Cuentan de San Prudencio –del que cada 28 de abril celebra su festividad la Iglesia Católica– que nació en Armentia (Álava) allá por el siglo VI, que ejerció vida de anacoreta por tierras sorianas con Saturio como maestro, que evangelizó La Rioja Baja y los Cameros –«donde habitaban muchos idólatras»–, que huyó a Tarazona para alejarse de la fama que le proporcionaban sus prodigiosas curaciones y que, ya en la ciudad aragonesa –la romana Turiaso–, fue designado obispo de su diócesis.
La muerte le llegó siendo ilustre por su piedad y milagros en el Burgo de Osma y, como quiera que fuese lejos de su sillón episcopal, pronto surgieron disputas entre el clero sobre dónde debía recibir cristiana sepultura. Unos querían que fuera en suelo soriano, otros reclamaban los restos para su Álava natal y Tarazona también se postuló para recibir a su prelado. Pero su sobrino Pelayo zanjó la disputa al hacer públicos el último deseo de su tío Prudencio: «Cuando muera es voluntad de Nuestro Señor Jesucristo que me coloquéis sobre el mulo y él irá al sitio donde debo ser sepultado».
Y así se hizo. Tras el mulo partieron clérigos, familiares y fieles que, legua a legua, fueron abandonando la comitiva. Al ascender el monte Laturce, todos creyeron que el santo regresaba a Armentia; sin embargo, el animal frenó su camino junto a una cueva, muy cerca de Clavijo, y todos comprendiera que aquél era el lugar.

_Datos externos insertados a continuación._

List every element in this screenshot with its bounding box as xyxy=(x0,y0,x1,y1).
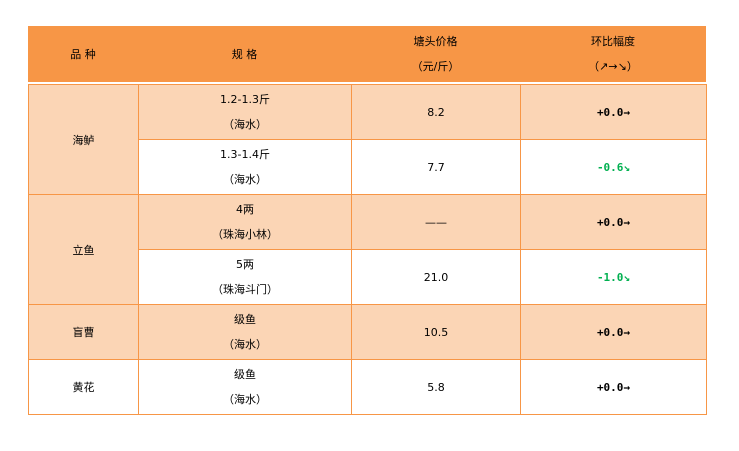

Alrededor de sus reliquias se fundó el monasterio de San Prudencio del monte Laturce, centro de poder religioso y político entre la Edad Media y el siglo XIX, hasta que la Desamortización de Mendizábal firmó su sentencia de muerte.
Y mientras varias localidades riojanas recuerdan a San Prudencio, en las faldas de Laturce apenas queda algún sillar desmochado, alguna arquería hundida y, sobre todo, un mar de matojos y de hiedra salvajes.